Combining mass spectrometric platforms for lipidome investigation - Application to the characterisation of disruptions in the lipid profile of pig serum upon β agonist treatment

In the last decade, many mass spectrometric fingerprinting methods dedicated to lipidomics have been proposed: either non-targeted approaches, coupled with annotation methods, or targeted strategies, aiming at specifically monitoring a limited number of substances. In a general public health perspective and through a strategy combining non-targeted and targeted lipidomics MS-based approaches, this study aims at identifying disrupted patterns in serum lipidome upon growth promoter treatment in pig and evaluating the relative contributions of the three platforms involved. Pig serum samples collected during an animal experiment involving control and treated animals, whose food had been supplemented with ractopamine, were extracted and characterised using three MS strategies: Non-targeted RP LC-HRMS; the targeted Lipidyzer platform (differential ion mobility associated with shotgun lipidomics) and a homemade LC-HRMS triglyceride platform. The three different platforms showed complementarity insight into lipid characterisation, which, applied to a selected set of samples, enabled highlighting specific lipid profile patterns involving various lipid classes, mainly in relation with cholesterol esters, sphingomyelins, lactosylceramide, phosphatidylcholines and triglycerides.

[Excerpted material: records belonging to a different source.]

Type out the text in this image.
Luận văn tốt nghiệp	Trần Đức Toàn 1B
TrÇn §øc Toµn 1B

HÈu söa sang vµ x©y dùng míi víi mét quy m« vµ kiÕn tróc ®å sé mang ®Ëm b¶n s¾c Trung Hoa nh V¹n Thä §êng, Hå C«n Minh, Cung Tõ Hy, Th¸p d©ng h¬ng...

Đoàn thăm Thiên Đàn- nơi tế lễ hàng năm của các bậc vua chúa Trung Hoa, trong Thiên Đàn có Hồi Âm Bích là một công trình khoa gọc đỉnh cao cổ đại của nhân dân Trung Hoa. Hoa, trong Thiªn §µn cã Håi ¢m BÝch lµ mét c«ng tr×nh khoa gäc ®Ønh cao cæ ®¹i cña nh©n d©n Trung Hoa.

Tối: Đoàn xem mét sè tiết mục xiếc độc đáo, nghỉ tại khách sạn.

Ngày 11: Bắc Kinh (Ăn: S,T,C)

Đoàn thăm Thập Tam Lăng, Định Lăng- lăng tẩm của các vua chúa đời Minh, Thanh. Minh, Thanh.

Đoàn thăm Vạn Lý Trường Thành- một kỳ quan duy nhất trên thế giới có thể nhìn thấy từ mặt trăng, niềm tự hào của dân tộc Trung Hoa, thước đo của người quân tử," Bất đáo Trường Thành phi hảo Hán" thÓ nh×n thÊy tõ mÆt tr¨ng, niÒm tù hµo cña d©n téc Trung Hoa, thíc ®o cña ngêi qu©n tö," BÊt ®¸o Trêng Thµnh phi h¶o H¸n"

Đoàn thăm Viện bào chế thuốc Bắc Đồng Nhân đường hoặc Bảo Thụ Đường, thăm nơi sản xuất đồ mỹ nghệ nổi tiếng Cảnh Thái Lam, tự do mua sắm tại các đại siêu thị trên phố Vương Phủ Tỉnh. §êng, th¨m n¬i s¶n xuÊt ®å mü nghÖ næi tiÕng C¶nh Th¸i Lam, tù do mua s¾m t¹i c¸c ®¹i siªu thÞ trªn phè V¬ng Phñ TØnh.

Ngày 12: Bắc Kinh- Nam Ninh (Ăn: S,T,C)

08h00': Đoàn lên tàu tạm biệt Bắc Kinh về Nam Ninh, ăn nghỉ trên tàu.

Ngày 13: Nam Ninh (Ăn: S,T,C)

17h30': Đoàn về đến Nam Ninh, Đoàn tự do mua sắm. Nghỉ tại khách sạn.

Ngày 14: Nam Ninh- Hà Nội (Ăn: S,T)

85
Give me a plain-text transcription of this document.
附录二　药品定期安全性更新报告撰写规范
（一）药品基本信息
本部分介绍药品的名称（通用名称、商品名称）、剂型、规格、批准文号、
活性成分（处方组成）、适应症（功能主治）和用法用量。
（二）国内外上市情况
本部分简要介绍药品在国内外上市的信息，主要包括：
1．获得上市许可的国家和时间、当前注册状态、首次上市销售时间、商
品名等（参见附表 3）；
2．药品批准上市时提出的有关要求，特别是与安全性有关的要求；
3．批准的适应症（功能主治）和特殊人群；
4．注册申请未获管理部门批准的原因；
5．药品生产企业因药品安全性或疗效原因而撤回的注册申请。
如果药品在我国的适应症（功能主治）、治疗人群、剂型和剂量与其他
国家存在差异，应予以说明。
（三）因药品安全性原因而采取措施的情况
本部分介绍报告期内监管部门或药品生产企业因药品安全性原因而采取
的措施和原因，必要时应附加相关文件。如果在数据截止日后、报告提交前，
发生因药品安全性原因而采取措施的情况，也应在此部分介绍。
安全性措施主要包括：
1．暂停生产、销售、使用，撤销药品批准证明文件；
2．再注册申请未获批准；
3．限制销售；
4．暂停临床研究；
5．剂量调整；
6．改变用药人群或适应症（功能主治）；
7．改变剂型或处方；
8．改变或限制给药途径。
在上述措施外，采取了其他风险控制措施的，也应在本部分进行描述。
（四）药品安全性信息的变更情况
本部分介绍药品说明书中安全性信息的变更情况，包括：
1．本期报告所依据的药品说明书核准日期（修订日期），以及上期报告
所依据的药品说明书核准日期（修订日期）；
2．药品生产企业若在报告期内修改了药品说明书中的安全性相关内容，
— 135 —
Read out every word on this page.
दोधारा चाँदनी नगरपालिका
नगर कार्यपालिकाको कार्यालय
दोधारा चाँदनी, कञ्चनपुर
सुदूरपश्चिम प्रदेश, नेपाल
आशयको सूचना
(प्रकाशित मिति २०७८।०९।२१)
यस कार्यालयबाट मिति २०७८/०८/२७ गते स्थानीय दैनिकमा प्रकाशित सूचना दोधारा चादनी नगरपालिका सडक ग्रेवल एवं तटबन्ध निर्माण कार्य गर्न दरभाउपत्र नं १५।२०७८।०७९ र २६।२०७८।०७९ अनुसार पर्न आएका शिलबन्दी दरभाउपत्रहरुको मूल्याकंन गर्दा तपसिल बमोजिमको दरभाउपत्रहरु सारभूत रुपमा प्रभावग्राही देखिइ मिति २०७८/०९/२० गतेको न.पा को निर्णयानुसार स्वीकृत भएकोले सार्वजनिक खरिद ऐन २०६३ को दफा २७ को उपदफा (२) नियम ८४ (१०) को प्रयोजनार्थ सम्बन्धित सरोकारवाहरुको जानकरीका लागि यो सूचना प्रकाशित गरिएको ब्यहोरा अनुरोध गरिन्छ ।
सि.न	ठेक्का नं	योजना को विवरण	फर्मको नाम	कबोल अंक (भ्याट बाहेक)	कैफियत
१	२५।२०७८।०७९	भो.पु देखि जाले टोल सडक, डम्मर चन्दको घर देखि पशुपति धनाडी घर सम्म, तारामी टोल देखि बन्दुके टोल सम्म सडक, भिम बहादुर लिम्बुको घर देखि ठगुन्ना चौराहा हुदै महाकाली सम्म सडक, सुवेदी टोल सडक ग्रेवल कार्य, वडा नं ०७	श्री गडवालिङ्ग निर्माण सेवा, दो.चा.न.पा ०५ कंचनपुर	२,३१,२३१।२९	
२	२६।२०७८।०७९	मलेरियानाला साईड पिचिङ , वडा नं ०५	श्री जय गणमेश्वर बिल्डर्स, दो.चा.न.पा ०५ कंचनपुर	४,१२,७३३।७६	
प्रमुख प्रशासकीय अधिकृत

Thanks to the combination of both non-targeted and targeted MS approaches, the exploration of various compartments of the pig serum lipidome could be performed, including commonly characterised lipids (Lipidyzer), triglyceride isomers (Triglyceride platform) -whose accurate analysis was considered an analytical challenge, and unique lipid features (non-targeted LC-HRMS). Thanks to their respective characteristics, the complementarity of the three tools could be demonstrated for public health purposes, with enhanced lipidome coverage, level of characterisation and applicability.